Toutefois, nombreux sont ceux qui voient dans ce pouvoir reconnu au ministre chargé du budget une persistance de la « justice retenue », abandonnée pour les juridictions administratives avec la loi du 24 mai 1872 et la décision « Cadot » rendue par le Conseil d'Etat le 13 décembre 1889. Son caractère exorbitant et l'utilisation large qui en a été faite jusqu'à présent par les ministres successifs suscitent de nombreuses critiques, légitimes au regard du principe d'indépendance des juridictions financières qui voient ainsi leurs décisions réformées par le pouvoir exécutif.

Enfin, la Cour des comptes et les chambres régionales et territoriales des comptes n'ont pas juridiction sur les ordonnateurs, sauf ceux qu'elles ont déclarés comptables de fait (l'expression « gestionnaires de fait » est employée indifféremment), en raison de leur immixtion dans les fonctions de comptable public 4 ( * ) .

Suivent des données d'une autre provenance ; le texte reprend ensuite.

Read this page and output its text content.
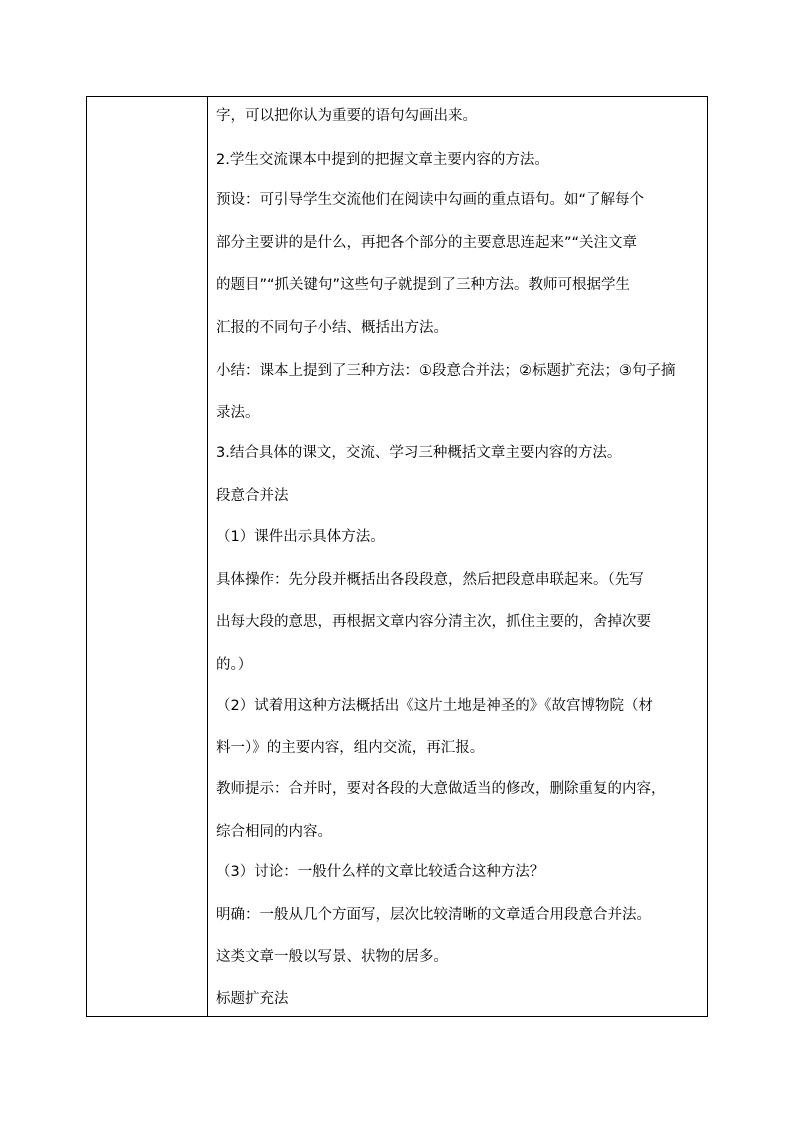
字，可以把你认为重要的语句勾画出来。
2.学生交流课本中提到的把握文章主要内容的方法。
预设：可引导学生交流他们在阅读中勾画的重点语句。如“了解每个
部分主要讲的是什么，再把各个部分的主要意思连起来”“关注文章
的题目”“抓关键句”这些句子就提到了三种方法。教师可根据学生
汇报的不同句子小结、概括出方法。
小结：课本上提到了三种方法：①段意合并法；②标题扩充法；③句子摘
录法。
3.结合具体的课文，交流、学习三种概括文章主要内容的方法。
段意合并法
（1）课件出示具体方法。
具体操作：先分段并概括出各段段意，然后把段意串联起来。（先写
出每大段的意思，再根据文章内容分清主次，抓住主要的，舍掉次要
的。）
（2）试着用这种方法概括出《这片土地是神圣的》《故宫博物院（材
料一）》的主要内容，组内交流，再汇报。
教师提示：合并时，要对各段的大意做适当的修改，删除重复的内容，
综合相同的内容。
（3）讨论：一般什么样的文章比较适合这种方法？
明确：一般从几个方面写，层次比较清晰的文章适合用段意合并法。
这类文章一般以写景、状物的居多。
标题扩充法
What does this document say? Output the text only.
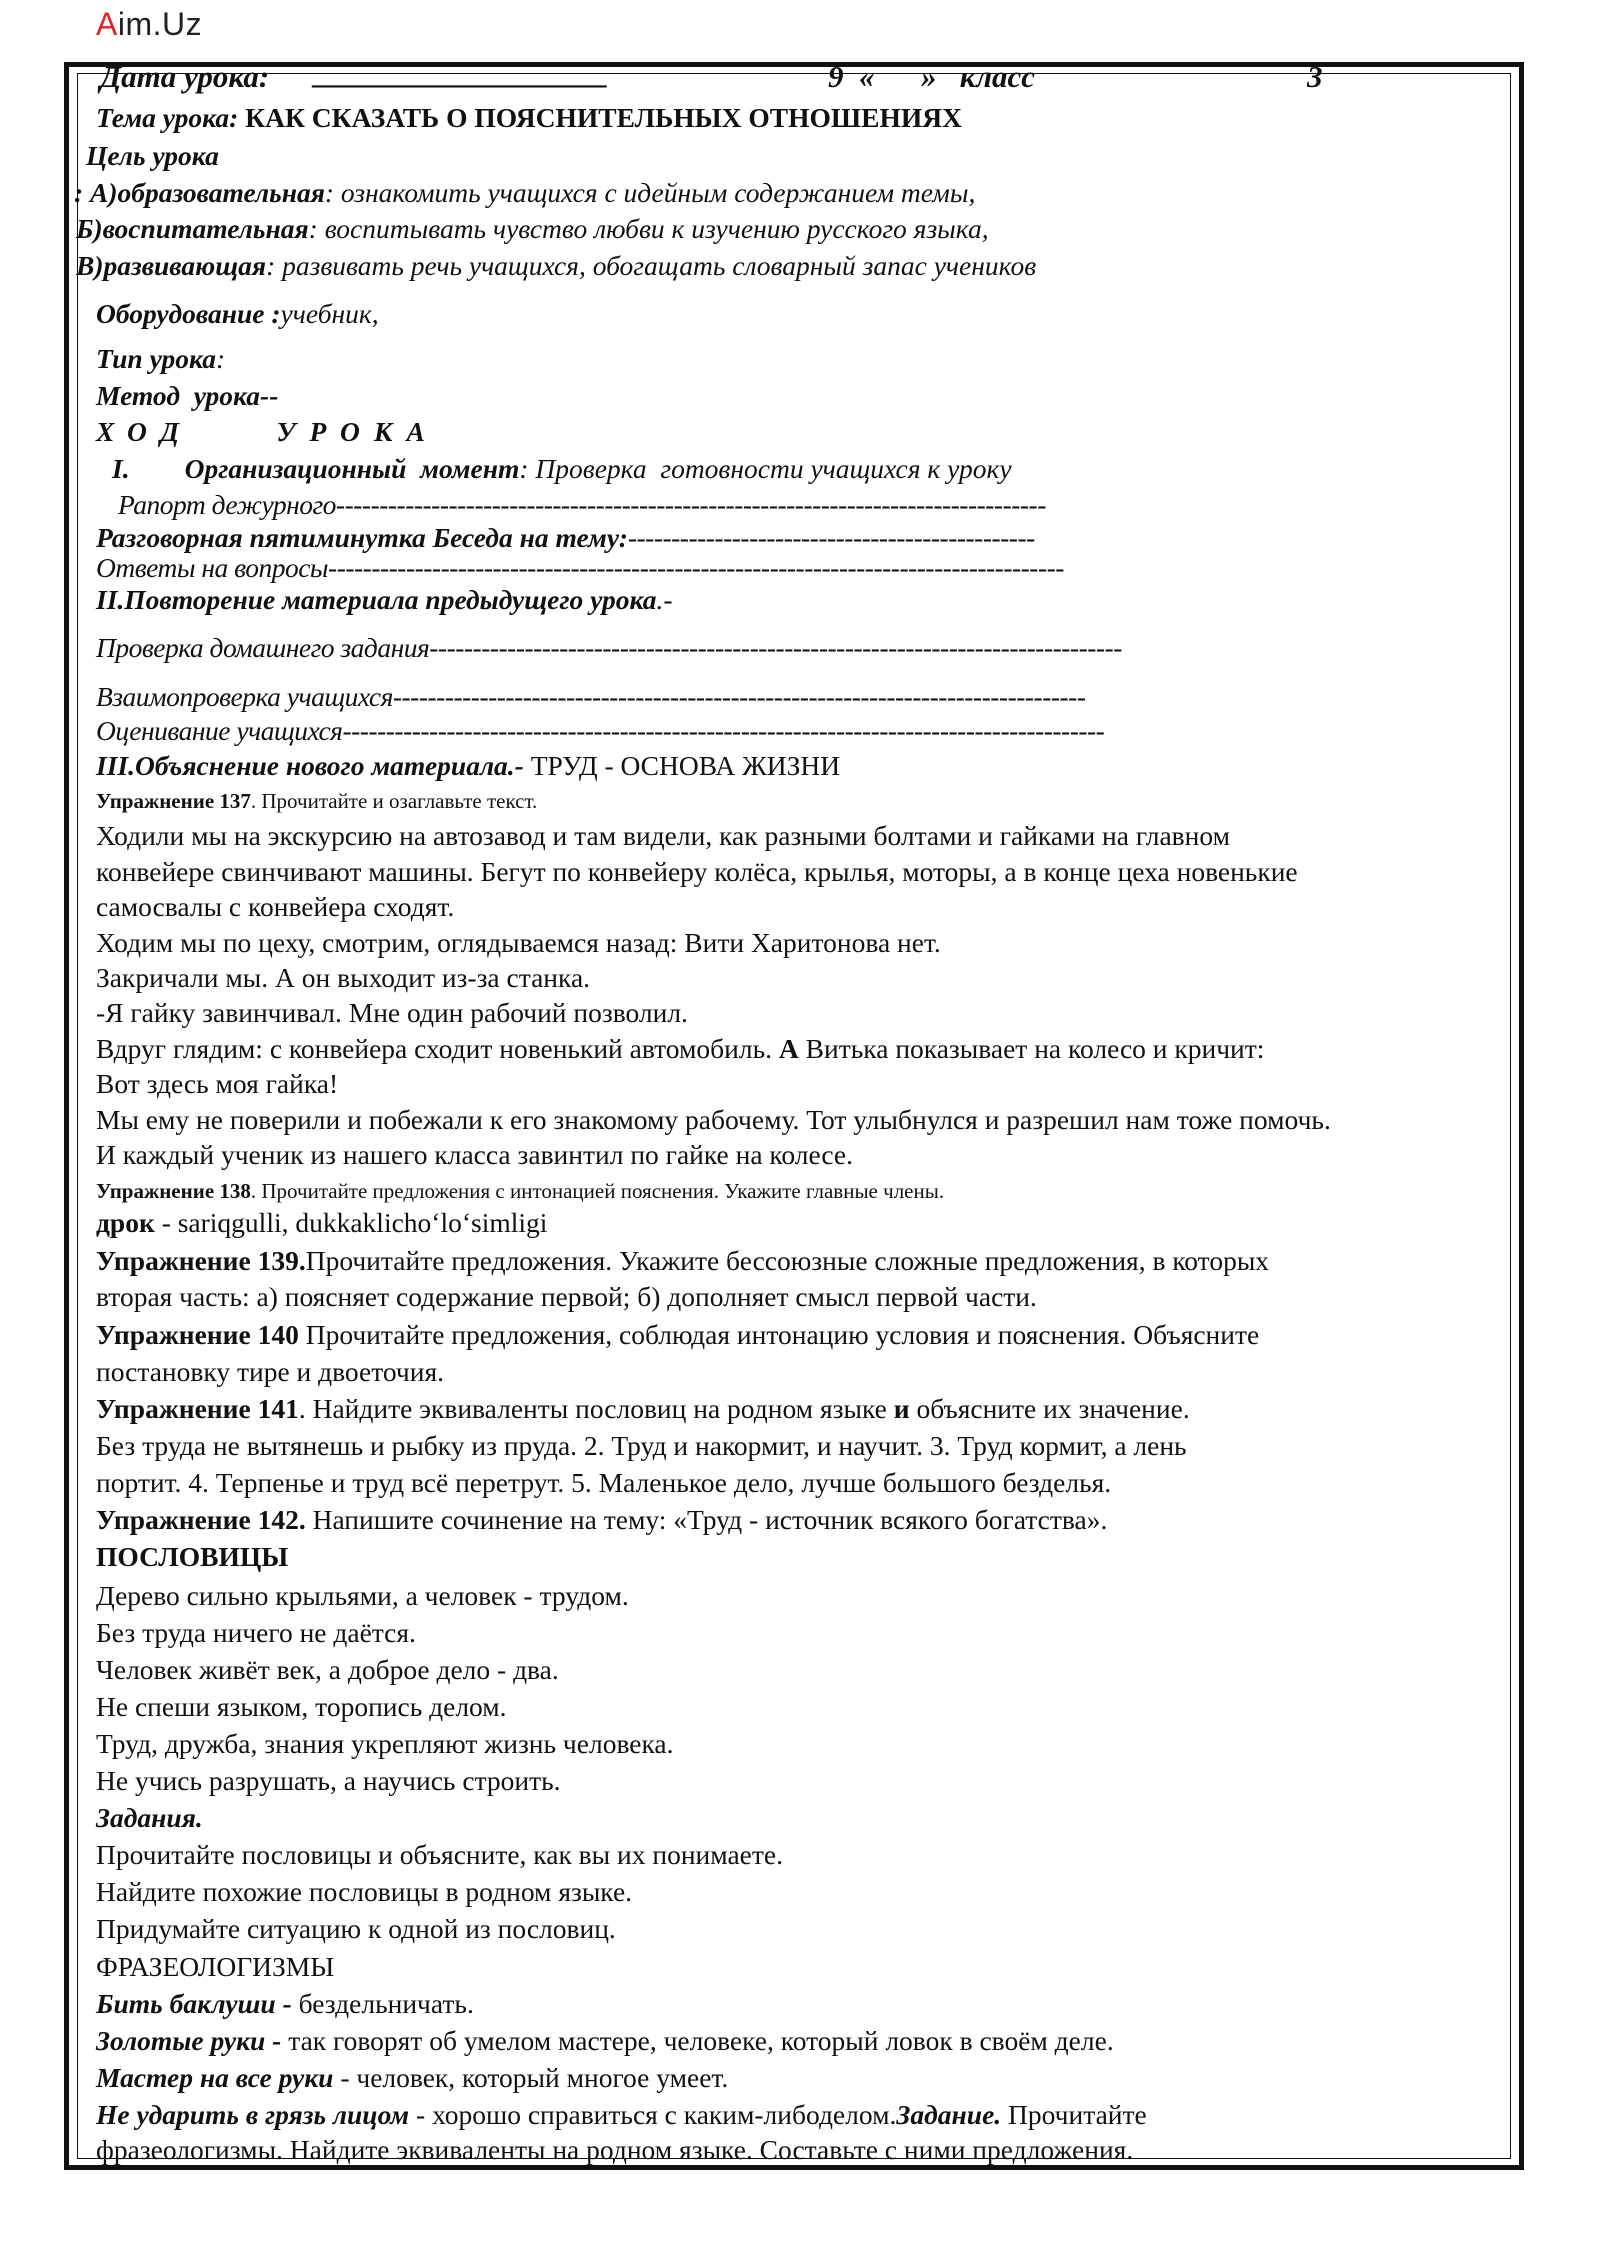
Aim.Uz
Дата урока: ___________________	9  «      »   класс	3
Тема урока: КАК СКАЗАТЬ О ПОЯСНИТЕЛЬНЫХ ОТНОШЕНИЯХ
Цель урока
: А)образовательная: ознакомить учащихся с идейным содержанием темы,
Б)воспитательная: воспитывать чувство любви к изучению русского языка,
В)развивающая: развивать речь учащихся, обогащать словарный запас учеников
Оборудование :учебник,
Тип урока:
Метод  урока--
ХОД    УРОКА
I. Организационный  момент: Проверка  готовности учащихся к уроку
Рапорт дежурного----------------------------------------------------------------------------------
Разговорная пятиминутка Беседа на тему:-----------------------------------------------
Ответы на вопросы-------------------------------------------------------------------------------------
II.Повторение материала предыдущего урока.-
Проверка домашнего задания--------------------------------------------------------------------------------
Взаимопроверка учащихся--------------------------------------------------------------------------------
Оценивание учащихся----------------------------------------------------------------------------------------
III.Объяснение нового материала.- ТРУД - ОСНОВА ЖИЗНИ
Упражнение 137. Прочитайте и озаглавьте текст.
Ходили мы на экскурсию на автозавод и там видели, как разными болтами и гайками на главном
конвейере свинчивают машины. Бегут по конвейеру колёса, крылья, моторы, а в конце цеха новенькие
самосвалы с конвейера сходят.
Ходим мы по цеху, смотрим, оглядываемся назад: Вити Харитонова нет.
Закричали мы. А он выходит из-за станка.
-Я гайку завинчивал. Мне один рабочий позволил.
Вдруг глядим: с конвейера сходит новенький автомобиль. А Витька показывает на колесо и кричит:
Вот здесь моя гайка!
Мы ему не поверили и побежали к его знакомому рабочему. Тот улыбнулся и разрешил нам тоже помочь.
И каждый ученик из нашего класса завинтил по гайке на колесе.
Упражнение 138. Прочитайте предложения с интонацией пояснения. Укажите главные члены.
дрок - sariqgulli, dukkaklicho‘lo‘simligi
Упражнение 139.Прочитайте предложения. Укажите бессоюзные сложные предложения, в которых
вторая часть: а) поясняет содержание первой; б) дополняет смысл первой части.
Упражнение 140 Прочитайте предложения, соблюдая интонацию условия и пояснения. Объясните
постановку тире и двоеточия.
Упражнение 141. Найдите эквиваленты пословиц на родном языке и объясните их значение.
Без труда не вытянешь и рыбку из пруда. 2. Труд и накормит, и научит. 3. Труд кормит, а лень
портит. 4. Терпенье и труд всё перетрут. 5. Маленькое дело, лучше большого безделья.
Упражнение 142. Напишите сочинение на тему: «Труд - источник всякого богатства».
ПОСЛОВИЦЫ
Дерево сильно крыльями, а человек - трудом.
Без труда ничего не даётся.
Человек живёт век, а доброе дело - два.
Не спеши языком, торопись делом.
Труд, дружба, знания укрепляют жизнь человека.
Не учись разрушать, а научись строить.
Задания.
Прочитайте пословицы и объясните, как вы их понимаете.
Найдите похожие пословицы в родном языке.
Придумайте ситуацию к одной из пословиц.
ФРАЗЕОЛОГИЗМЫ
Бить баклуши - бездельничать.
Золотые руки - так говорят об умелом мастере, человеке, который ловок в своём деле.
Мастер на все руки - человек, который многое умеет.
Не ударить в грязь лицом - хорошо справиться с каким-либоделом.Задание. Прочитайте
фразеологизмы. Найдите эквиваленты на родном языке. Составьте с ними предложения.
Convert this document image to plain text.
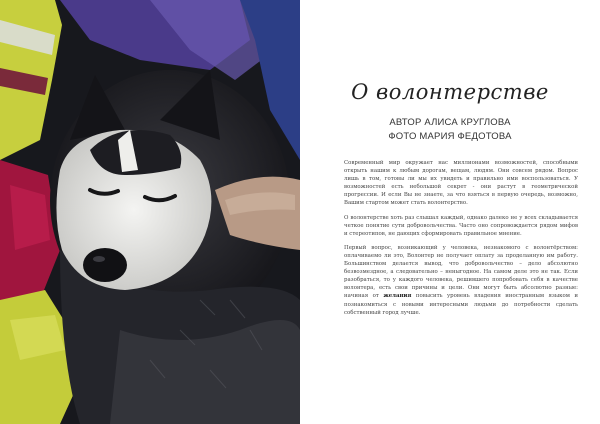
О волонтерстве
АВТОР АЛИСА КРУГЛОВА
ФОТО МАРИЯ ФЕДОТОВА

Современный мир окружает нас миллионами возможностей, способными открыть нашим к любым дорогам, вещам, людям. Они совсем рядом. Вопрос лишь в том, готовы ли мы их увидеть и правильно ими воспользоваться. У возможностей есть небольшой секрет - они растут в геометрической прогрессии. И если Вы не знаете, за что взяться в первую очередь, возможно, Вашим стартом может стать волонтерство.

О волонтерстве хоть раз слышал каждый, однако далеко не у всех складывается четкое понятие сути добровольчества. Часто оно сопровождается рядом мифов и стереотипов, не дающих сформировать правильное мнение.

Первый вопрос, возникающий у человека, незнакомого с волонтёрством: оплачиваемо ли это, Волонтер не получает оплату за проделанную им работу. Большинством делается вывод, что добровольчество – дело абсолютно безвозмездное, а следовательно – неныгодное. На самом деле это не так. Если разобраться, то у каждого человека, решившего попробовать себя в качестве волонтера, есть свои причины и цели. Они могут быть абсолютно разные: начиная от желания повысить уровень владения иностранным языком и познакомиться с новыми интересными людьми до потребности сделать собственный город лучше.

Ces personnes sont soumises aux mêmes obligations et responsabilités que les comptables publics, le juge des comptes pouvant toutefois suppléer par des considérations d'équité à l'insuffisance des justifications produites. Elles peuvent en outre être condamnées à l'amende pour gestion de fait, sauf dans l'hypothèse d'une condamnation pénale pour usurpation de fonctions publiques. Le montant de cette amende est plafonné au « total des sommes indûment détenues ou maniées » : il peut donc atteindre des sommes élevées.

Les ministres du budget successifs se sont toujours reconnu le pouvoir d'accorder la remise gracieuse tant des amendes infligées aux comptables de fait que des débets prononcés à leur encontre.

* 1 Conseil d'Etat, 12 juillet 1907, Nicolle.

* 2 Le débet est la situation d'un comptable public, ou d'un comptable de fait, déclaré débiteur d'un organisme public à raison d'irrégularités commises dans la gestion ou la conservation de deniers publics ou de deniers privés réglementés. Par extension, l'expression désigne le montant dont le comptable est déclaré redevable.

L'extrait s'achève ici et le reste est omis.